By Viktor Andrukhiv, Co-founder of Fibermix, Savex Minerals and PACK FOR BUSINESS
When a business starts performing well, the inevitable question arises: “Is it time to scale?”
Research from the University of Pennsylvania backs this up — the largest companies don’t lead because they’re the most productive, but because they’re the most scalable. On average, top performers are 10% more scalable than their competitors.
But scaling isn’t about going faster. It’s about going smarter.
Our company grew from a local operation to exports in 17 countries. Here’s what we’ve learned about scaling sustainably — without compromising the very thing that brought us success: quality.
Lesson 1: Your Team Is Not a Resource — It’s the Foundation
One of the most common mistakes founders make is treating people like a resource to “optimize.” But growth isn’t only about systems and tools — it’s about people.

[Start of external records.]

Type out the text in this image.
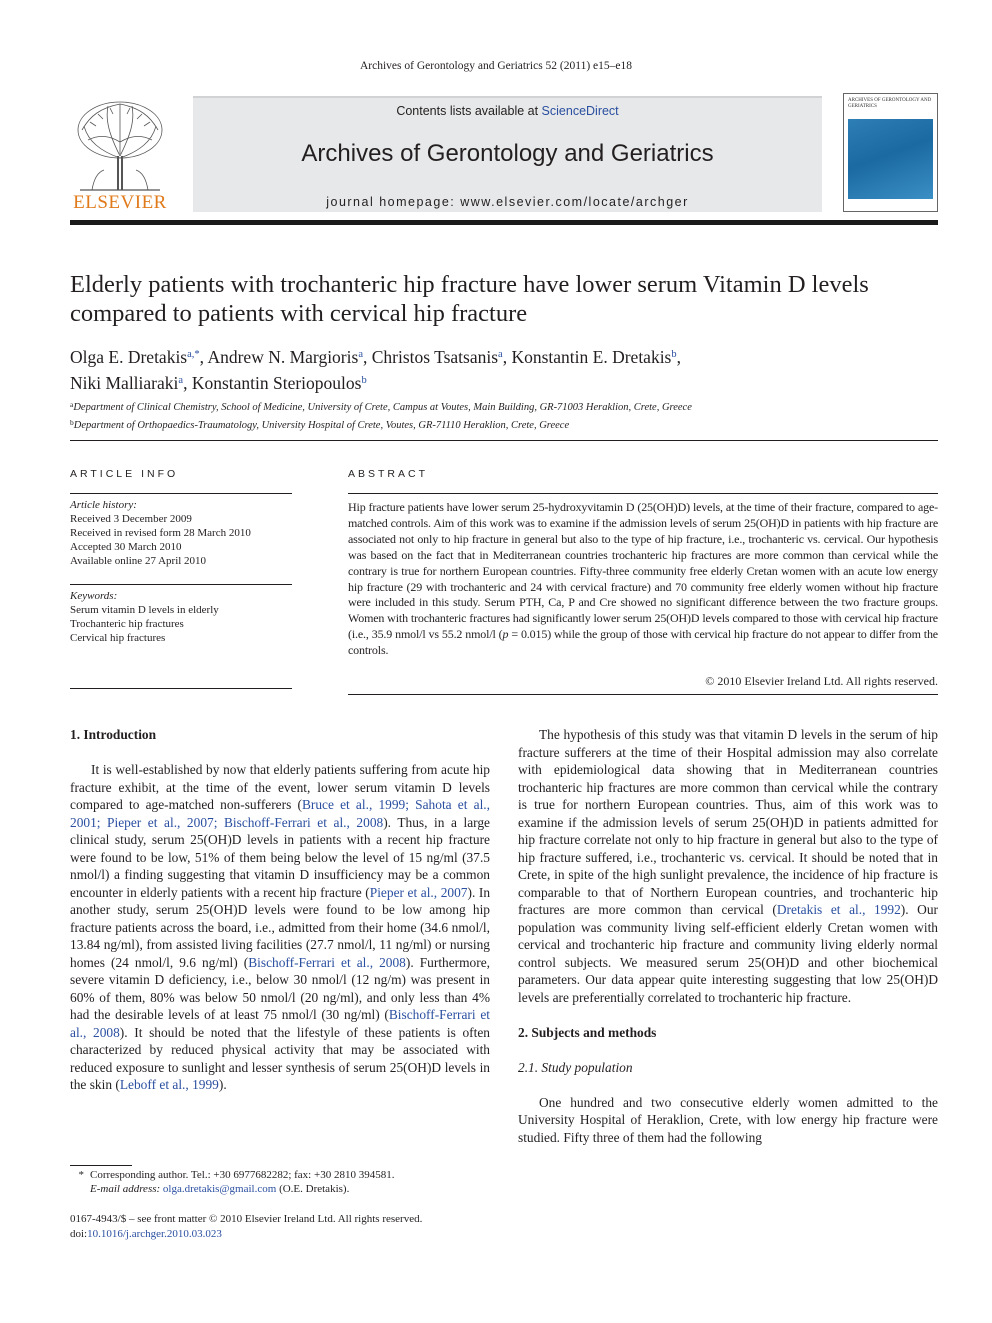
Archives of Gerontology and Geriatrics 52 (2011) e15–e18
ELSEVIER
Contents lists available at ScienceDirect
Archives of Gerontology and Geriatrics
journal homepage: www.elsevier.com/locate/archger
ARCHIVES OF GERONTOLOGY AND GERIATRICS
Elderly patients with trochanteric hip fracture have lower serum Vitamin D levels
compared to patients with cervical hip fracture
Olga E. Dretakis$^{a,*}$, Andrew N. Margioris$^a$, Christos Tsatsanis$^a$, Konstantin E. Dretakis$^b$,
Niki Malliaraki$^a$, Konstantin Steriopoulos$^b$
$^a$Department of Clinical Chemistry, School of Medicine, University of Crete, Campus at Voutes, Main Building, GR-71003 Heraklion, Crete, Greece
$^b$Department of Orthopaedics-Traumatology, University Hospital of Crete, Voutes, GR-71110 Heraklion, Crete, Greece
ARTICLE INFO
Article history:
Received 3 December 2009
Received in revised form 28 March 2010
Accepted 30 March 2010
Available online 27 April 2010
Keywords:
Serum vitamin D levels in elderly
Trochanteric hip fractures
Cervical hip fractures
ABSTRACT
Hip fracture patients have lower serum 25-hydroxyvitamin D (25(OH)D) levels, at the time of their fracture, compared to age-matched controls. Aim of this work was to examine if the admission levels of serum 25(OH)D in patients with hip fracture are associated not only to hip fracture in general but also to the type of hip fracture, i.e., trochanteric vs. cervical. Our hypothesis was based on the fact that in Mediterranean countries trochanteric hip fractures are more common than cervical while the contrary is true for northern European countries. Fifty-three community free elderly Cretan women with an acute low energy hip fracture (29 with trochanteric and 24 with cervical fracture) and 70 community free elderly women without hip fracture were included in this study. Serum PTH, Ca, P and Cre showed no significant difference between the two fracture groups. Women with trochanteric fractures had significantly lower serum 25(OH)D levels compared to those with cervical hip fracture (i.e., 35.9 nmol/l vs 55.2 nmol/l (p = 0.015) while the group of those with cervical hip fracture do not appear to differ from the controls.
© 2010 Elsevier Ireland Ltd. All rights reserved.
1. Introduction

It is well-established by now that elderly patients suffering from acute hip fracture exhibit, at the time of the event, lower serum vitamin D levels compared to age-matched non-sufferers (Bruce et al., 1999; Sahota et al., 2001; Pieper et al., 2007; Bischoff-Ferrari et al., 2008). Thus, in a large clinical study, serum 25(OH)D levels in patients with a recent hip fracture were found to be low, 51% of them being below the level of 15 ng/ml (37.5 nmol/l) a finding suggesting that vitamin D insufficiency may be a common encounter in elderly patients with a recent hip fracture (Pieper et al., 2007). In another study, serum 25(OH)D levels were found to be low among hip fracture patients across the board, i.e., admitted from their home (34.6 nmol/l, 13.84 ng/ml), from assisted living facilities (27.7 nmol/l, 11 ng/ml) or nursing homes (24 nmol/l, 9.6 ng/ml) (Bischoff-Ferrari et al., 2008). Furthermore, severe vitamin D deficiency, i.e., below 30 nmol/l (12 ng/m) was present in 60% of them, 80% was below 50 nmol/l (20 ng/ml), and only less than 4% had the desirable levels of at least 75 nmol/l (30 ng/ml) (Bischoff-Ferrari et al., 2008). It should be noted that the lifestyle of these patients is often characterized by reduced physical activity that may be associated with reduced exposure to sunlight and lesser synthesis of serum 25(OH)D levels in the skin (Leboff et al., 1999).

The hypothesis of this study was that vitamin D levels in the serum of hip fracture sufferers at the time of their Hospital admission may also correlate with epidemiological data showing that in Mediterranean countries trochanteric hip fractures are more common than cervical while the contrary is true for northern European countries. Thus, aim of this work was to examine if the admission levels of serum 25(OH)D in patients admitted for hip fracture correlate not only to hip fracture in general but also to the type of hip fracture suffered, i.e., trochanteric vs. cervical. It should be noted that in Crete, in spite of the high sunlight prevalence, the incidence of hip fracture is comparable to that of Northern European countries, and trochanteric hip fractures are more common than cervical (Dretakis et al., 1992). Our population was community living self-efficient elderly Cretan women with cervical and trochanteric hip fracture and community living elderly normal control subjects. We measured serum 25(OH)D and other biochemical parameters. Our data appear quite interesting suggesting that low 25(OH)D levels are preferentially correlated to trochanteric hip fracture.

2. Subjects and methods
2.1. Study population

One hundred and two consecutive elderly women admitted to the University Hospital of Heraklion, Crete, with low energy hip fracture were studied. Fifty three of them had the following

* Corresponding author. Tel.: +30 6977682282; fax: +30 2810 394581.
E-mail address: olga.dretakis@gmail.com (O.E. Dretakis).
0167-4943/$ – see front matter © 2010 Elsevier Ireland Ltd. All rights reserved.
doi:10.1016/j.archger.2010.03.023
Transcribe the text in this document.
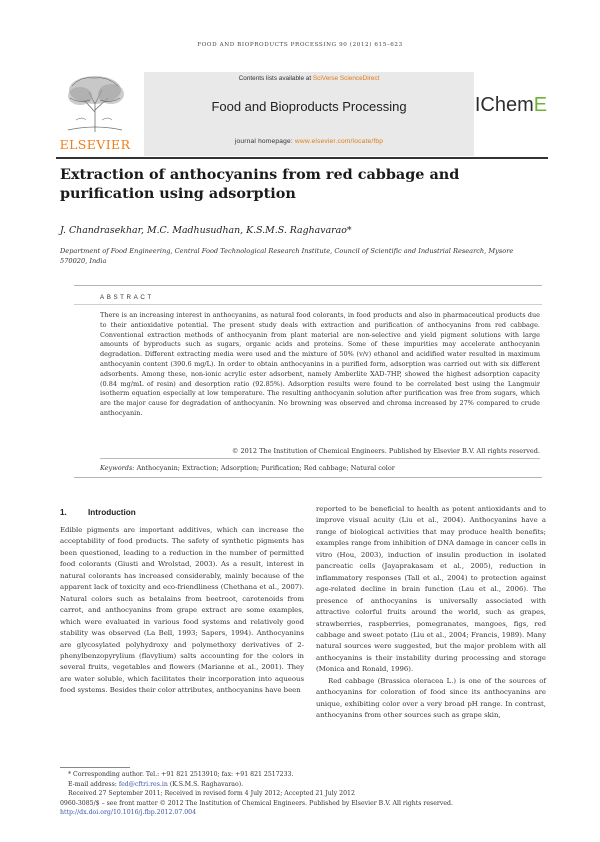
FOOD AND BIOPRODUCTS PROCESSING 90 (2012) 615–623
ELSEVIER
Contents lists available at SciVerse ScienceDirect
Food and Bioproducts Processing
journal homepage: www.elsevier.com/locate/fbp
IChemE
Extraction of anthocyanins from red cabbage and purification using adsorption
J. Chandrasekhar, M.C. Madhusudhan, K.S.M.S. Raghavarao*
Department of Food Engineering, Central Food Technological Research Institute, Council of Scientific and Industrial Research, Mysore 570020, India
ABSTRACT
There is an increasing interest in anthocyanins, as natural food colorants, in food products and also in pharmaceutical products due to their antioxidative potential. The present study deals with extraction and purification of anthocyanins from red cabbage. Conventional extraction methods of anthocyanin from plant material are non-selective and yield pigment solutions with large amounts of byproducts such as sugars, organic acids and proteins. Some of these impurities may accelerate anthocyanin degradation. Different extracting media were used and the mixture of 50% (v/v) ethanol and acidified water resulted in maximum anthocyanin content (390.6 mg/L). In order to obtain anthocyanins in a purified form, adsorption was carried out with six different adsorbents. Among these, non-ionic acrylic ester adsorbent, namely Amberlite XAD-7HP, showed the highest adsorption capacity (0.84 mg/mL of resin) and desorption ratio (92.85%). Adsorption results were found to be correlated best using the Langmuir isotherm equation especially at low temperature. The resulting anthocyanin solution after purification was free from sugars, which are the major cause for degradation of anthocyanin. No browning was observed and chroma increased by 27% compared to crude anthocyanin.
© 2012 The Institution of Chemical Engineers. Published by Elsevier B.V. All rights reserved.
Keywords: Anthocyanin; Extraction; Adsorption; Purification; Red cabbage; Natural color
1.	Introduction

Edible pigments are important additives, which can increase the acceptability of food products. The safety of synthetic pigments has been questioned, leading to a reduction in the number of permitted food colorants (Giusti and Wrolstad, 2003). As a result, interest in natural colorants has increased considerably, mainly because of the apparent lack of toxicity and eco-friendliness (Chethana et al., 2007). Natural colors such as betalains from beetroot, carotenoids from carrot, and anthocyanins from grape extract are some examples, which were evaluated in various food systems and relatively good stability was observed (La Bell, 1993; Sapers, 1994). Anthocyanins are glycosylated polyhydroxy and polymethoxy derivatives of 2-phenylbenzopyrylium (flavylium) salts accounting for the colors in several fruits, vegetables and flowers (Marianne et al., 2001). They are water soluble, which facilitates their incorporation into aqueous food systems. Besides their color attributes, anthocyanins have been

reported to be beneficial to health as potent antioxidants and to improve visual acuity (Liu et al., 2004). Anthocyanins have a range of biological activities that may produce health benefits; examples range from inhibition of DNA damage in cancer cells in vitro (Hou, 2003), induction of insulin production in isolated pancreatic cells (Jayaprakasam et al., 2005), reduction in inflammatory responses (Tall et al., 2004) to protection against age-related decline in brain function (Lau et al., 2006). The presence of anthocyanins is universally associated with attractive colorful fruits around the world, such as grapes, strawberries, raspberries, pomegranates, mangoes, figs, red cabbage and sweet potato (Liu et al., 2004; Francis, 1989). Many natural sources were suggested, but the major problem with all anthocyanins is their instability during processing and storage (Monica and Ronald, 1996).

Red cabbage (Brassica oleracea L.) is one of the sources of anthocyanins for coloration of food since its anthocyanins are unique, exhibiting color over a very broad pH range. In contrast, anthocyanins from other sources such as grape skin,

* Corresponding author. Tel.: +91 821 2513910; fax: +91 821 2517233.
E-mail address: fed@cftri.res.in (K.S.M.S. Raghavarao).
Received 27 September 2011; Received in revised form 4 July 2012; Accepted 21 July 2012
0960-3085/$ – see front matter © 2012 The Institution of Chemical Engineers. Published by Elsevier B.V. All rights reserved.
http://dx.doi.org/10.1016/j.fbp.2012.07.004
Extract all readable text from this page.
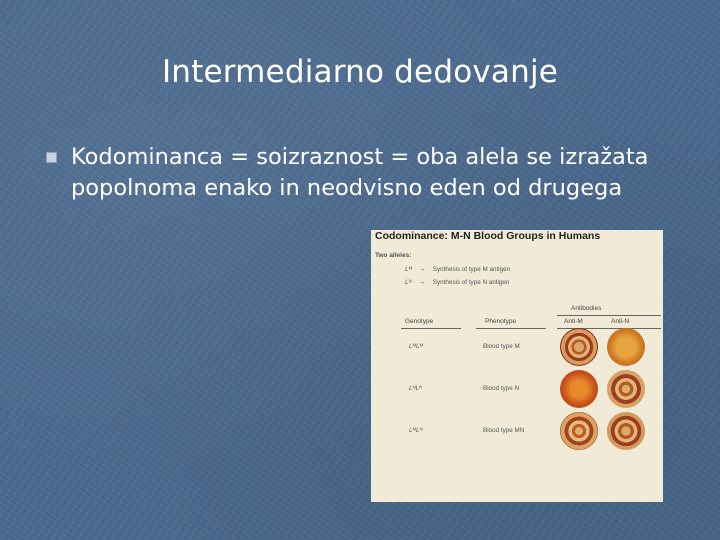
Intermediarno dedovanje
Kodominanca = soizraznost = oba alela se izražata popolnoma enako in neodvisno eden od drugega
Codominance: M-N Blood Groups in Humans
Two alleles:
Lᴹ → Synthesis of type M antigen
Lᴺ → Synthesis of type N antigen
Antibodies
Genotype	Phenotype	Anti-M	Anti-N
LᴹLᴹ	Blood type M
LᴺLᴺ	Blood type N
LᴹLᴺ	Blood type MN
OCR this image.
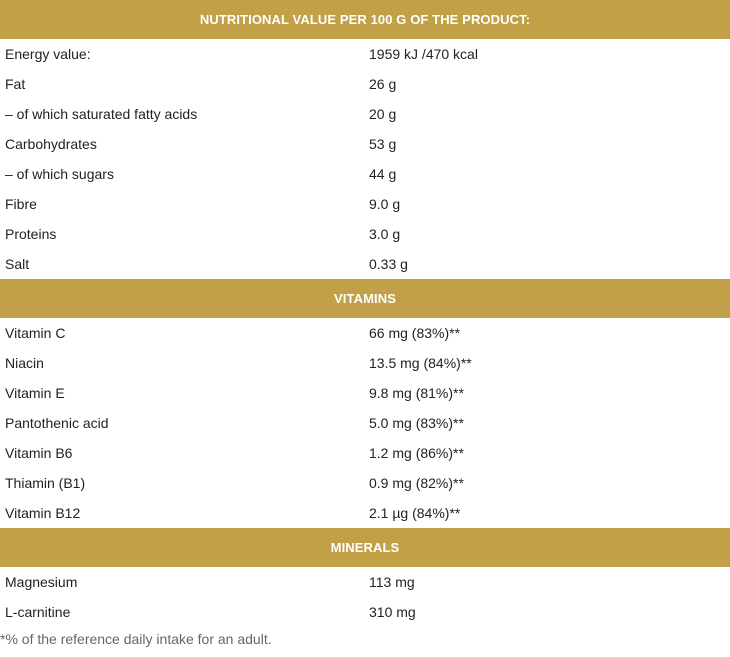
NUTRITIONAL VALUE PER 100 G OF THE PRODUCT:	
Energy value:	1959 kJ /470 kcal
Fat	26 g
– of which saturated fatty acids	20 g
Carbohydrates	53 g
– of which sugars	44 g
Fibre	9.0 g
Proteins	3.0 g
Salt	0.33 g
VITAMINS	
Vitamin C	66 mg (83%)**
Niacin	13.5 mg (84%)**
Vitamin E	9.8 mg (81%)**
Pantothenic acid	5.0 mg (83%)**
Vitamin B6	1.2 mg (86%)**
Thiamin (B1)	0.9 mg (82%)**
Vitamin B12	2.1 µg (84%)**
MINERALS	
Magnesium	113 mg
L-carnitine	310 mg
*% of the reference daily intake for an adult.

We’ve seen competitors using the exact same equipment and still falling behind. The difference? Skills and mindset. Competence drives performance — and incompetence leads to inefficiency, rising costs, and wasted potential.
To grow without breaking your team:
Build internal training systems before scaling starts.
Raise salaries proactively — it’s cheaper to retain than to retrain.
Duplicate key expertise so you’re not dependent on a single person.
Lesson 2: How Much Growth Can You Handle?
From our 15 years of experience: 2–3x annual growth is the most your system can handle without cracks appearing. Aim for 5–6x? You’re almost guaranteed to see quality issues.
Why? Because systems have limits. As demand spikes, the pressure on people and processes outpaces their ability to adapt. Mistakes slip in. Quality drops.
Data shows scalable companies get 7% more output from the same inputs. But that only happens with structured growth — not chaotic leaps.
To assess your safe growth zone:
- Audit your current bottlenecks.
- Calculate your equipment’s true capacity (downtime included).
- Evaluate how fast your team can absorb new processes.
- Plan growth in phases, with 3-month checkpoints.
Lesson 3: Why Gut Feel Isn’t Enough Anymore
As volumes grow, intuition fades. You can’t rely on gut feeling — you need systems.
Digitization is what lets you react before things break. You’ll need clear data on sales, production, quality, logistics, and procurement — especially if you’re planning to double volumes. And don’t hesitate to involve external auditors to challenge your blind spots.
Start with standardizing:
- Quality control at each stage, tied to KPIs.
- Departmental reporting — who, what, when.
- Supplier workflows — from request to payment.
- Onboarding and upskilling for new hires.
Lesson 4: Don’t Forget the Warehouse
Scaling isn’t just strategy. It’s also space, materials, and machines.
If your warehouse is 100 m² and you want to double output — you’ll need to upgrade or expand. That could mean shelving systems, new forklifts, or new sites altogether.
Suppliers matter too. Our principle: at least two options for every critical input. We operate 24/7 — and when one supplier fails, backups save the day.
Lesson 5: Scaling Sends Signals — If You Listen
Readiness doesn’t happen overnight. In our case, we saw the pressure build over two years. Orders outpaced our capacity, and eventually, we had to choose: grow or fall behind.
We chose to grow.
Checklist: Are You Ready to Scale?
Consistent profit for the last 6 months
Stable order backlog for over 2 months
Team operating at 85–90% capacity without losing quality
At least 80% of processes standardized
Financial buffer to cover 6–9 months of operations
The 5 Scaling Mistakes That Kill Quality
- Trying to scale with the same resources — double the output rarely works on the same budget.
- Ignoring bottlenecks — if it’s already weak, it’ll break under pressure.
- No backups — relying on one supplier, one expert, one line.
- Cutting raw material costs — tempting, but risky.
- Jumping from x1 to x5 — skipping phases leads to collapse, not growth.
Scaling is a rhythm, not a race. And quality is the beat that must never break.